Les bioagresseurs aériens seront plutôt travaillés à l’échelle de la culture.
Résultats attendus
En termes d’apprentissages et de connaissances, le projet AlterCarot a plusieurs ambitions :
- Acquérir une expertise technique et méthodologique sur les systèmes de production légumiers avec une utilisation de produits phytosanitaires en ultime recours : compréhension approfondie du fonctionnement des systèmes de culture étudiés, formalisation de la co-construction des systèmes innovants et des règles de décisions, construction d'indicateurs et évaluation des systèmes innovants.
- Organiser un espace de dialogue, d’échanges et de progrès au sein de la filière carotte française dans l’objectif de faire évoluer les prises de consciences et les pratiques des producteurs : il réunira les producteurs, les partenaires du projet et les experts extérieurs (chercheurs, spécialistes, animateurs réseaux…) et nourrira les actions de chacun à son échelle (nationale/régionale/locale/filière). Il aboutira à la création d’un réseau de partenariat durable permettant le montage de futurs projets collaboratifs.

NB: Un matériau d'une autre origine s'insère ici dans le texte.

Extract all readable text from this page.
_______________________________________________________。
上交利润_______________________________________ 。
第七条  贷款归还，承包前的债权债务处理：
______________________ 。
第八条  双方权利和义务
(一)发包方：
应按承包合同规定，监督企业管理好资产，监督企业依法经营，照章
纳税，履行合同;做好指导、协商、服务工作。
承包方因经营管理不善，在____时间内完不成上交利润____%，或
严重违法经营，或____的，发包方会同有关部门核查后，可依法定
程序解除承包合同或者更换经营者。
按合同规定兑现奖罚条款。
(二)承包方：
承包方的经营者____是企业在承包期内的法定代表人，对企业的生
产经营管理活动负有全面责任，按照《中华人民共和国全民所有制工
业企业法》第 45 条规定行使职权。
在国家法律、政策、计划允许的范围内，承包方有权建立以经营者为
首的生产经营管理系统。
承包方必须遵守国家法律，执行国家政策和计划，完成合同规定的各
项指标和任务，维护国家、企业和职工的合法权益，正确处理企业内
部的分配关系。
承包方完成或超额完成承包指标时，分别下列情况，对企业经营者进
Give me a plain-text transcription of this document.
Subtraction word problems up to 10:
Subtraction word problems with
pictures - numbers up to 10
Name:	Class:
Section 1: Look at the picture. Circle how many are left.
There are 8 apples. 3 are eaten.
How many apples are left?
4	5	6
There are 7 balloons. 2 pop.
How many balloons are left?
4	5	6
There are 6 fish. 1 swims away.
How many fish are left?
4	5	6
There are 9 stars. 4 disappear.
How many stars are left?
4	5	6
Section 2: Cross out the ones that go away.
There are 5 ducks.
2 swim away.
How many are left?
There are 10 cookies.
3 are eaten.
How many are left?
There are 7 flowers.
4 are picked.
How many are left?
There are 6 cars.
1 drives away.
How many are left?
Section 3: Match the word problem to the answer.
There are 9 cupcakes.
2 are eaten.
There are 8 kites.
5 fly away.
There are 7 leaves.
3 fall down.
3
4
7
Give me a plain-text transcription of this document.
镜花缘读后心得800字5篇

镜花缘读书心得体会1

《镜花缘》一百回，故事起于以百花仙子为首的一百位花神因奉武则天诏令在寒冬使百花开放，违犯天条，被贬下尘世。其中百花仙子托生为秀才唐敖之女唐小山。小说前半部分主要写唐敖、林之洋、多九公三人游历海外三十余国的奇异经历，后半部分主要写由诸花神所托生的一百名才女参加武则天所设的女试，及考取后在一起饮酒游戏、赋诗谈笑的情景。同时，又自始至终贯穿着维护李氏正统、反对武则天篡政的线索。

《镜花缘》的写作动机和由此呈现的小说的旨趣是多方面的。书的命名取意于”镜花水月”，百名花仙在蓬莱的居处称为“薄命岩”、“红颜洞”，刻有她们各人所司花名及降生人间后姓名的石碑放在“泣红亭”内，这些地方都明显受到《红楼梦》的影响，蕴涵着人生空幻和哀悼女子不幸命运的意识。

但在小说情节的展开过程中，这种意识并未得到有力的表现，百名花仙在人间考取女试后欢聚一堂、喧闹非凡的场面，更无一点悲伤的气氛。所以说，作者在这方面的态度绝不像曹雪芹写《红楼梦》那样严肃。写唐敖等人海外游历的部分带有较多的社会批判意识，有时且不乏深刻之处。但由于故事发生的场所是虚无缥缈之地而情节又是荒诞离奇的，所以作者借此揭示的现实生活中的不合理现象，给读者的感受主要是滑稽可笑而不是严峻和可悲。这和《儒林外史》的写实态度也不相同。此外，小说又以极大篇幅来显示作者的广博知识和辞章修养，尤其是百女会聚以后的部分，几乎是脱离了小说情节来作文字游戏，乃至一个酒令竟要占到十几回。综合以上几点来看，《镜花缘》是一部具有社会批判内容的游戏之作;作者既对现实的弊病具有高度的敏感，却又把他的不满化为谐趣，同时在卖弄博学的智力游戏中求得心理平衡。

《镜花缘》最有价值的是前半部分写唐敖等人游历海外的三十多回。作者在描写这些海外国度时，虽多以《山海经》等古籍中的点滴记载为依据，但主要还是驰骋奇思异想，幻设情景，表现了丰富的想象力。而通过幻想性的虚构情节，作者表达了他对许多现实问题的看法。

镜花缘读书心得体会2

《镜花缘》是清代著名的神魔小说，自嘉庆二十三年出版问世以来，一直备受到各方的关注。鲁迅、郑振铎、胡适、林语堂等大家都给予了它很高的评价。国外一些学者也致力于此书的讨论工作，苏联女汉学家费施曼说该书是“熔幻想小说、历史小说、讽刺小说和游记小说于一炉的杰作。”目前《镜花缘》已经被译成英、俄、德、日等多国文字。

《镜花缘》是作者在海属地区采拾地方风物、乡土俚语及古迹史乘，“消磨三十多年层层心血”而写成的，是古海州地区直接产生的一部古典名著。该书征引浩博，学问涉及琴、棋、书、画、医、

- Transférer les connaissances et favoriser les changements de pratiques des producteurs : transfert et valorisation des nouveaux savoir-faire dans l’expérimentation quotidienne des stations d’expérimentation et plus largement via la valorisation des compétences acquises auprès des groupes existants (groupe des 30 000 et Dephy Ferme). Les partenaires ont pour ambition qu’AlterCarot soit la locomotive qui conduira les producteurs, et l’ensemble de la filière, à modifier les pratiques vers une moindre utilisation des produits phytosanitaires de synthèse. Ce transfert des connaissances sera notamment assuré par une valorisation des résultats dans la Charte Nationale Carotte, portée par l’AOP nationale Carottes de France (socles de pratiques communes dans les itinéraires techniques de production de carotte).
- Transférer des compétences vers la formation agricole : une valorisation en partenariat avec l’enseignement agricole est envisagée afin d’intégrer des élèves en fin de cursus dans les réflexions et d’organiser des visites sur les systèmes expérimentaux.